Parmi ces 165 éleveurs, se trouve un Belge : Dimitri De Cuyper. Son nom ne vous dit peut-être rien mais il s’agit du propriétaire de deux restaurants belges bien connus : la Quincaillerie à Bruxelles et la Brasserie Pakhuis à Gand. Deux établissements qui servent plus de 100.000 couverts par an. Il a racheté la Ferme Le Devant en 2008. A l’époque, elle servait de pied-à-terre à des grossistes anversois spécialisés dans la lingerie de luxe. Ils avaient commencé un élevage de poulets. Dimitri De Cuyper l’a perfectionné.
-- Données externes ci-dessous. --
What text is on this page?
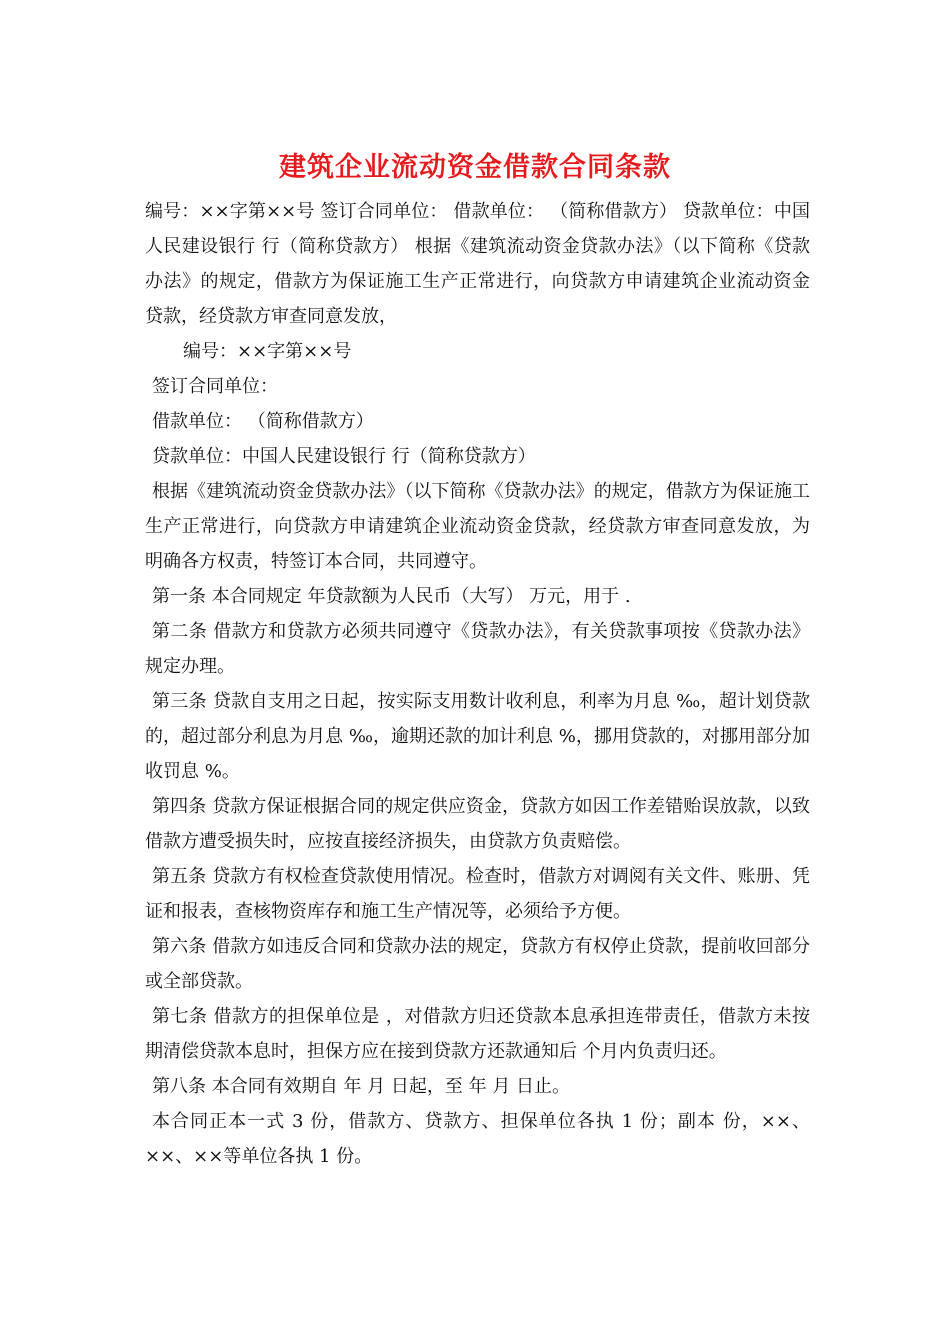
建筑企业流动资金借款合同条款

编号：××字第××号 签订合同单位： 借款单位： （简称借款方） 贷款单位：中国人民建设银行 行（简称贷款方） 根据《建筑流动资金贷款办法》（以下简称《贷款办法》的规定，借款方为保证施工生产正常进行，向贷款方申请建筑企业流动资金贷款，经贷款方审查同意发放，

编号：××字第××号

签订合同单位：

借款单位： （简称借款方）

贷款单位：中国人民建设银行 行（简称贷款方）

根据《建筑流动资金贷款办法》（以下简称《贷款办法》的规定，借款方为保证施工生产正常进行，向贷款方申请建筑企业流动资金贷款，经贷款方审查同意发放，为明确各方权责，特签订本合同，共同遵守。

第一条 本合同规定 年贷款额为人民币（大写） 万元，用于 .

第二条 借款方和贷款方必须共同遵守《贷款办法》，有关贷款事项按《贷款办法》规定办理。

第三条 贷款自支用之日起，按实际支用数计收利息，利率为月息 ‰，超计划贷款的，超过部分利息为月息 ‰，逾期还款的加计利息 %，挪用贷款的，对挪用部分加收罚息 %。

第四条 贷款方保证根据合同的规定供应资金，贷款方如因工作差错贻误放款，以致借款方遭受损失时，应按直接经济损失，由贷款方负责赔偿。

第五条 贷款方有权检查贷款使用情况。检查时，借款方对调阅有关文件、账册、凭证和报表，查核物资库存和施工生产情况等，必须给予方便。

第六条 借款方如违反合同和贷款办法的规定，贷款方有权停止贷款，提前收回部分或全部贷款。

第七条 借款方的担保单位是 ，对借款方归还贷款本息承担连带责任，借款方未按期清偿贷款本息时，担保方应在接到贷款方还款通知后 个月内负责归还。

第八条 本合同有效期自 年 月 日起，至 年 月 日止。

本合同正本一式 3 份，借款方、贷款方、担保单位各执 1 份；副本 份，××、××、××等单位各执 1 份。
” Nous avons acheté la ferme pour contrôler la filière du début jusqu’à la fin, sourit Dimitri De Cuyper. Du poussin d’un jour jusqu’à la table de mes restaurants. Nous élevons environ 8.500 poulets et 1.500 pintades par an. Tout est toujours vendu. En plus de mes deux enseignes, j’alimente aussi Vrijmoed, le restaurant étoilé de Gand, et je vais commencer une collaboration avec Peter Goossens pour le Hof Van Cleve et avec Sergio Herman pour ses établissements. C’est signe que nos volailles sont de qualité. Sans oublier évidemment les restaurants et magasins locaux. Pendant les fêtes, mes poulardes et chapons se retrouvent aussi chez Rob à Bruxelles ou dans les boucheries de Dierendonck et de De Laet à Anvers. ”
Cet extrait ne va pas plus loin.